Capsicum annuum

Capsicum annuum

The Pepper (Capsicum annuum L.) is an annual herbaceous species (among the 5 main species of the genus Capsicum), which includes peppers and peppers, of the family of the Solanaceae.

Systematics –
From the systematic point of view it belongs to the Eukaryota Domain, Kingdom Plantae, Magnoliophyta Division, Magnoliopsida Class, Sottoclasse Asteridae, Order Solanales, Family Solanaceae and then to the Genus Capsicum and to the C. annuum Species.

Etymology –
The term Capsicum comes from cápsa cassa or from the Greek kapsákion small orciolo, due to the hollow structure of its fruit. The specific epithet, annuum, refers to the annuity of its vegetative cycle.

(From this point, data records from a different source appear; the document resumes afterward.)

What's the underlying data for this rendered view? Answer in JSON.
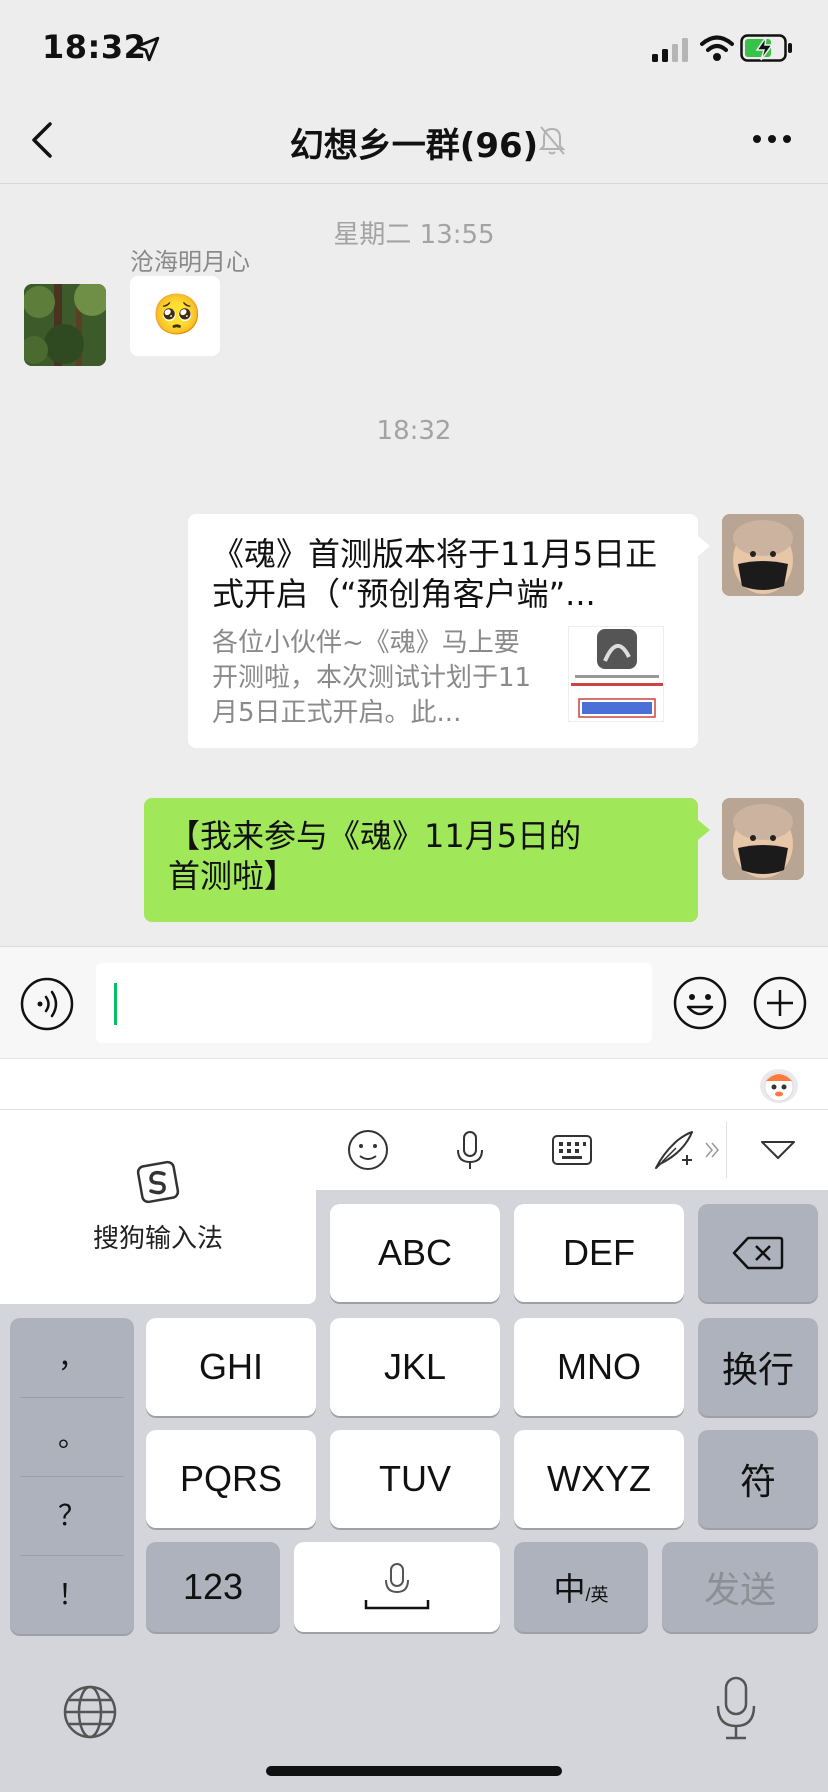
{
  "status_bar": {
    "time": "18:32"
  },
  "header": {
    "title": "幻想乡一群(96)"
  },
  "chat": {
    "timestamp_1": "星期二 13:55",
    "message_1": {
      "sender": "沧海明月心",
      "content": "🥺"
    },
    "timestamp_2": "18:32",
    "message_2": {
      "card_title": "《魂》首测版本将于11月5日正式开启（“预创角客户端”...",
      "card_desc": "各位小伙伴~《魂》马上要开测啦，本次测试计划于11月5日正式开启。此..."
    },
    "message_3": {
      "text": "【我来参与《魂》11月5日的首测啦】"
    }
  },
  "input": {
    "value": ""
  },
  "keyboard": {
    "brand": "搜狗输入法",
    "row1": [
      "ABC",
      "DEF"
    ],
    "row2": [
      "GHI",
      "JKL",
      "MNO",
      "换行"
    ],
    "row3": [
      "PQRS",
      "TUV",
      "WXYZ",
      "符"
    ],
    "row4": {
      "numbers": "123",
      "lang_main": "中",
      "lang_sub": "/英",
      "send": "发送"
    },
    "punctuation": [
      "，",
      "。",
      "？",
      "！"
    ]
  },
  "colors": {
    "chat_background": "#ededed",
    "own_bubble": "#a0e75a",
    "caret": "#07c160",
    "keyboard_background": "#d3d5db"
  }
}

Geographic Distribution and Habitat –
Capsicum annuum is a species native to the American continent that, together with tomatoes and other species, was brought to Europe in the sixteenth century, with Spanish and Portuguese expeditions. Today it is widespread and is the main species of the genus Capsicum cultivated in many countries, including: China, Korea, India, Italy, Mexico, the Malaysian archipelago, Hungary.

Description –
The Capsicum annuum is a shrub with an upright habit and with lanceolate, green leaves. A hair can be present on the stem and on the upper page of the leaves. Firoi are white, single with yellow / green stamens, with 5-7 petals. The fruit of the pepper is a capsule that when ripe can have very different colors and shapes.

Cultivation –
The cultivation of Capsicum annuum makes it a very common vegetable in the kitchen of all the countries of Europe and in many of the world, with a cultivated area that exceeds 1.5 million hectares.
For the technique of cultivation of pepper you can consult the following sheet, while for the peppers go to this other contribution.

Uses and Traditions –
The Capsicum annuum is almost certainly the most cultivated species in the world among the Capsicum genera. This species is made up of many cultivars and also includes C. annuum var. aviculare, (chiltepin), which according to some is the wild subspecies closest to the common ancestor of all species.
The pepper has evolved and spread originally in an area between: Brazil and Bolivia, Peru, the Caribbean, Argentina, up to Texas, Florida, California, Louisiana and Arizona. When the Spaniards arrived in Mexico, the ancient Aztec peoples had selected many varieties.
The pepper contains many substances and active ingredients, including the capsaicin, responsible for the spiciness of some varieties, and the solanine, variable among the different varieties. It also contains different percentages of water (around 92%) and of Carbohydrates, Fibers, Proteins, Fats and Vitamin C. particular mention should be made for the variability of the content in capsaicin, and therefore of spiciness, this varies, depending on the variety, from zero to more than 100,000 Scoville units. In addition some of the bird’s eye, like the Ugandan one, which have a spiciness of up to 175,000, are not Capsicum annuum, but C. frutescens or C. chinense.

Preparation Mode –
The pepper is a vegetable that can be consumed and cooked in various ways, also depending on the culinary traditions of various countries. In Italy it is consumed cooked or raw and also preserved mainly under vinegar or in oil. The varieties with high spiciness are instead used as spices for various dishes and preserved either in oil or in the dry state whole or even in powder form.

Guido Bissanti

Sources
– Wikipedia, the free encyclopedia.
– Treben M., 2000. Health from the Pharmacy of the Lord, Advice and experience with medicinal herbs, Ennsthaler Publisher
– Pignatti S., 1982. Flora of Italy, Edagricole, Bologna.
– Conti F., Abbate G., Alessandrini A., Blasi C. (edited by), 2005. An annotated checklist of the Italian vascular flora, Palombi Editore.

Warning: Pharmaceutical applications and alimurgical uses are indicated for informational purposes only and do not in any way represent a medical prescription; there is therefore no liability for their use for curative, aesthetic or food purposes.